開発者コラム

開発者コラム

12.06

2016

ここにご注意!!殺菌のポイントは? ②

編集者:オキシライザー商品部

 以前のコラムでは殺菌のポイント①として塩素の天敵である有機物(汚れなど)をしっかり落とすことの重要性をご説明しましたが、今回も前回に引き続き塩素の性質を考慮した殺菌のポイントをご説明します。なお、前回同様、殺菌に使用する電解水や次亜塩素酸ナトリウムなどの塩素系消毒剤の殺菌成分をここでは敢えて“塩素”という名前に置き換えてお話します。

食材殺菌のポイント

電解水と食材を確実に接触させること

 まずは、食材などに付着している菌を殺すには、汚れをしっかりと落とし、電解水と食材を確実に接触させる必要があることを覚えておきましょう。次亜塩素酸ナトリウムなどの塩素系消毒剤も同様です。

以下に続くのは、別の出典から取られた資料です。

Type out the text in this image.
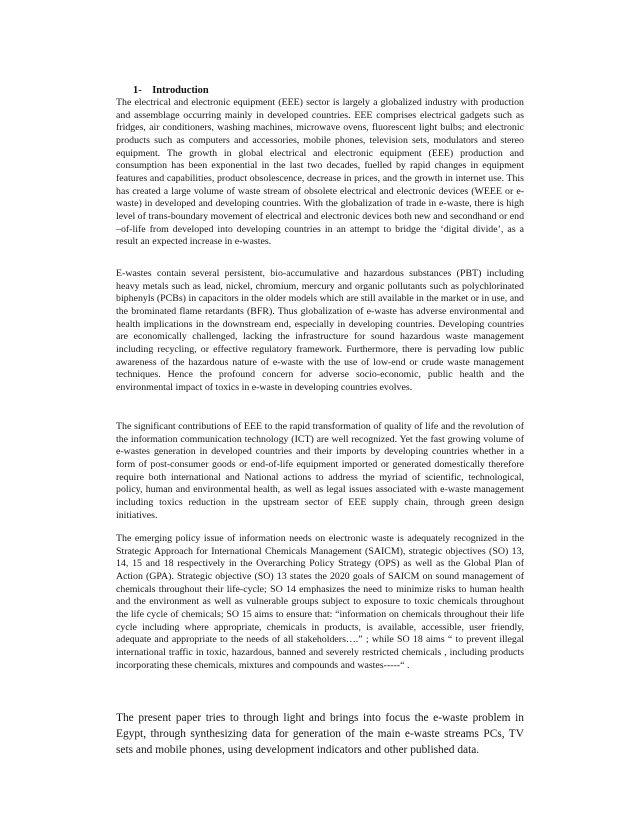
1- Introduction

The electrical and electronic equipment (EEE) sector is largely a globalized industry with production and assemblage occurring mainly in developed countries. EEE comprises electrical gadgets such as fridges, air conditioners, washing machines, microwave ovens, fluorescent light bulbs; and electronic products such as computers and accessories, mobile phones, television sets, modulators and stereo equipment. The growth in global electrical and electronic equipment (EEE) production and consumption has been exponential in the last two decades, fuelled by rapid changes in equipment features and capabilities, product obsolescence, decrease in prices, and the growth in internet use. This has created a large volume of waste stream of obsolete electrical and electronic devices (WEEE or e-waste) in developed and developing countries. With the globalization of trade in e-waste, there is high level of trans-boundary movement of electrical and electronic devices both new and secondhand or end –of-life from developed into developing countries in an attempt to bridge the ‘digital divide’, as a result an expected increase in e-wastes.

E-wastes contain several persistent, bio-accumulative and hazardous substances (PBT) including heavy metals such as lead, nickel, chromium, mercury and organic pollutants such as polychlorinated biphenyls (PCBs) in capacitors in the older models which are still available in the market or in use, and the brominated flame retardants (BFR). Thus globalization of e-waste has adverse environmental and health implications in the downstream end, especially in developing countries. Developing countries are economically challenged, lacking the infrastructure for sound hazardous waste management including recycling, or effective regulatory framework. Furthermore, there is pervading low public awareness of the hazardous nature of e-waste with the use of low-end or crude waste management techniques. Hence the profound concern for adverse socio-economic, public health and the environmental impact of toxics in e-waste in developing countries evolves.

The significant contributions of EEE to the rapid transformation of quality of life and the revolution of the information communication technology (ICT) are well recognized. Yet the fast growing volume of e-wastes generation in developed countries and their imports by developing countries whether in a form of post-consumer goods or end-of-life equipment imported or generated domestically therefore require both international and National actions to address the myriad of scientific, technological, policy, human and environmental health, as well as legal issues associated with e-waste management including toxics reduction in the upstream sector of EEE supply chain, through green design initiatives.

The emerging policy issue of information needs on electronic waste is adequately recognized in the Strategic Approach for International Chemicals Management (SAICM), strategic objectives (SO) 13, 14, 15 and 18 respectively in the Overarching Policy Strategy (OPS) as well as the Global Plan of Action (GPA). Strategic objective (SO) 13 states the 2020 goals of SAICM on sound management of chemicals throughout their life-cycle; SO 14 emphasizes the need to minimize risks to human health and the environment as well as vulnerable groups subject to exposure to toxic chemicals throughout the life cycle of chemicals; SO 15 aims to ensure that: “information on chemicals throughout their life cycle including where appropriate, chemicals in products, is available, accessible, user friendly, adequate and appropriate to the needs of all stakeholders….” ; while SO 18 aims “ to prevent illegal international traffic in toxic, hazardous, banned and severely restricted chemicals , including products incorporating these chemicals, mixtures and compounds and wastes-----“ .

The present paper tries to through light and brings into focus the e-waste problem in Egypt, through synthesizing data for generation of the main e-waste streams PCs, TV sets and mobile phones, using development indicators and other published data.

 汚れを落とした食材を電解水の中に沈め、時々かき混ぜるようにして電解水と食材がまんべんなく接触するようにします。葉物野菜などは葉と葉の間まで電解水が十分にいきわたるようにします。
 果物(特に輸入柑橘類)などは表面にワックスがついたままだと、電解水がはじかれてしまい菌に接触できない場合があります。水をはじくようなワックスや油などは洗剤などでしっかり落としてから殺菌しましょう。また、オクラやネギなどを切った時に出るネバネバした液にも注意が必要です。

感染症対策に使用する場合のポイント

 テーブルや取っ手、手すりなどを除菌するときは、フキンを使うことが多いと思います。汚れを拭き取るという目的では、フキンを“しっかり”絞って使うのが一般的ですが、除菌目的の場合、このような使い方ではあまり効果は期待できません。フキンは電解水で除菌されますが、しっかりと絞ってしまっては菌に電解水を接触させることはできません。
 従って、フキンを使う場合には、軽く絞り、除菌対象がびっしょり濡れるくらいの電解水を含ませて浸すように拭き取り、その後水拭きをしますます。

 ちなみに… 厚生労働省のノロウィルスQ&A(最新:平成27年6月30日改定版)においても患者のふん便や吐ぶつを処理する際は「次亜塩素酸ナトリム(塩素濃度200ppm)で浸すように床を拭き取り、その後、水拭きします~」と書かれています。“拭く”のではなく“浸す”という感覚です。
電解水の中でもビーコロン水は次亜塩素酸ナトリムの希釈液と同等とみなした取り扱いができますので、感染症対策においても厚生労働省が指導する次亜塩素酸ナトリウムの使い方と同じ使い方ができます。

噴霧しても効果があるの?

「部屋の中でスプレーや加湿器を使って電解水を噴霧すればインフルエンザやノロウィルスに効果があるの?」という質問が、冬期間に多く寄せられます。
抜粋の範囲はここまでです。